Assessment of Impact on Real Life Activities

As Millie’s neglect reduces, we will need to carefully assess its impact on her ability to perform daily activities and her safety awareness. This is especially important because neglect becomes more evident with more complex tasks and traditional neglect tests do not always give us the complete picture.

Thus, it is recommended to use a functional assessment, such as the Catherine Bergego Scale.8 Even this test, however, fails to assess some of the most complex daily activities a person may want to perform. So, a therapist needs to understand the patient’s desired types of activities and assess if neglect still interferes with their safe and successful completion.
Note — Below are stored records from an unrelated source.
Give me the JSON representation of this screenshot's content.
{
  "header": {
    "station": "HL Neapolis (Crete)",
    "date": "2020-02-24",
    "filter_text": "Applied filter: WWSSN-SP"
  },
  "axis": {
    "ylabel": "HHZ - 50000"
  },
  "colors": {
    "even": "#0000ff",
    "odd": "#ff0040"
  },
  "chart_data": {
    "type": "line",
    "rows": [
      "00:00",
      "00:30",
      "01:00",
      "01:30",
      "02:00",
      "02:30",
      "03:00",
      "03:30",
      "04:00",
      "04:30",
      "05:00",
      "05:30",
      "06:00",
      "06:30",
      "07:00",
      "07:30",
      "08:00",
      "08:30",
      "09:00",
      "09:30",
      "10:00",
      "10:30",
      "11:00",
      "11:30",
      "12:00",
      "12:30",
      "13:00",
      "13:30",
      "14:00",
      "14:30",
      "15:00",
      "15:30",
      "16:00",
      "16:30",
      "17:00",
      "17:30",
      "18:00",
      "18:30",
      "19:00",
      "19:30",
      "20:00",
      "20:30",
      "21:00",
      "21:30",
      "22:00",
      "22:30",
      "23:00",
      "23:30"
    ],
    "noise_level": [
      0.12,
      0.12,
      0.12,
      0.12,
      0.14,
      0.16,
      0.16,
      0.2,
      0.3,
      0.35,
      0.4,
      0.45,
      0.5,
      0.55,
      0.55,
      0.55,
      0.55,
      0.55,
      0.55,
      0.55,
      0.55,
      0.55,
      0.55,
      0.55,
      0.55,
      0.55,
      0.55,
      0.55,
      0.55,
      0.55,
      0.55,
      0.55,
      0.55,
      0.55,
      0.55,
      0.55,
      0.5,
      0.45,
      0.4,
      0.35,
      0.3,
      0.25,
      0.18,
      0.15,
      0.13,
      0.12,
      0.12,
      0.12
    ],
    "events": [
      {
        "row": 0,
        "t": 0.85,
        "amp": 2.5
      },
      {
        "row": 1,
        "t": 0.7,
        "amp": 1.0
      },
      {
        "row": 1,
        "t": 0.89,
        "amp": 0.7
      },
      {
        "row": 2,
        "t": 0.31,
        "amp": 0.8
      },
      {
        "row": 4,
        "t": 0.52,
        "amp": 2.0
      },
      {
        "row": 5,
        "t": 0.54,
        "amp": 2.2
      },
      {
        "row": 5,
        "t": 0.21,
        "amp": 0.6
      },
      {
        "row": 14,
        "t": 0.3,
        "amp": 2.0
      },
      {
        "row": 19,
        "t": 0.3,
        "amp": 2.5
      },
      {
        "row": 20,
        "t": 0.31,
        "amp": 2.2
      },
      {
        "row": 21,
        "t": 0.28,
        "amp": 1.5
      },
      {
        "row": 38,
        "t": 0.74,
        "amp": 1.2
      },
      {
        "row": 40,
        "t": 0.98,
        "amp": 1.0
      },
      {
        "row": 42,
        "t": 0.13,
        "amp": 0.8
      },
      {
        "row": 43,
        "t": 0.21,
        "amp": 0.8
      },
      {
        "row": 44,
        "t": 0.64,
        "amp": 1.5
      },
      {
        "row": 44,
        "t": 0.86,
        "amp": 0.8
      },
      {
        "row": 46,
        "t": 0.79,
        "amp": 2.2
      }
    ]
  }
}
  1. Kerkhoff G, Schenk T. Rehabilitation of neglect: an update. Neuropsychologia, 2012;50: 1072-1079.
  2. Newport R, Schenk T. Prisms and neglect: What have we learned? Neuropsychologia, 2012; 50:1080-1091
  3. Fortis P, Maravita A, Gallucci M, Ronchi R, Grassi E, Senna L,….Vallar G. Rehabilitating patients with left spatial neglect by prism exposure during a visuomotor activity. Neuropsychology, 2010;24: 681-697.
  4. Shiraishi H, Muraki T, Itou Y,Hirayama, K. Prism intervention helped sustainability of effects and ADL performances in chronic hemispatial neglect: A follow-up study. NeuroRehabil, 2010;27: 165-172.
  5. Turton A, O’Leary K, Gabb J, Woodward R, Gilchrist I. A single blinded randomized controlled pilot trial of prism adaptation for improving self-care in stroke patients with neglect. Neuropsychol Rehabil 2010;20: 180-196
  6. Rousseaux M, Bernati T, Saj A, Kozlowski O. Ineffectiveness of prism adaptation on spatial neglect signs. Stroke 2006;37: 542-543.
  7. Nys G, de Haan E, Kunnerman A, de Kort P, & Dijkerman H. Acute neglect rehabilitation using repetitive prism adaptation: A randomized placebo-controlled trial. Rest Neurol Neurosci 2008;26: 1-12.
  8. Azouvi P, Marchal F, Samuel C, Morin L, Renard C, Louis-Dreyfus A, Jokie ., Wiart L, Pradat-Diehl P, Deloch, G, Bergego C. Functional consequences and awareness of unilateral neglect: Study of an evaluation scale. Neuropsychol Rehabil 1996;6: 133-150.
  9. Ladavas, E., Bonifazi, S., Catena, L., & Serino, A. (2011). Neglect rehabilitation by prism adaptation: Different procedures have different impacts. Neuropsychologia, 49, 1136-1145.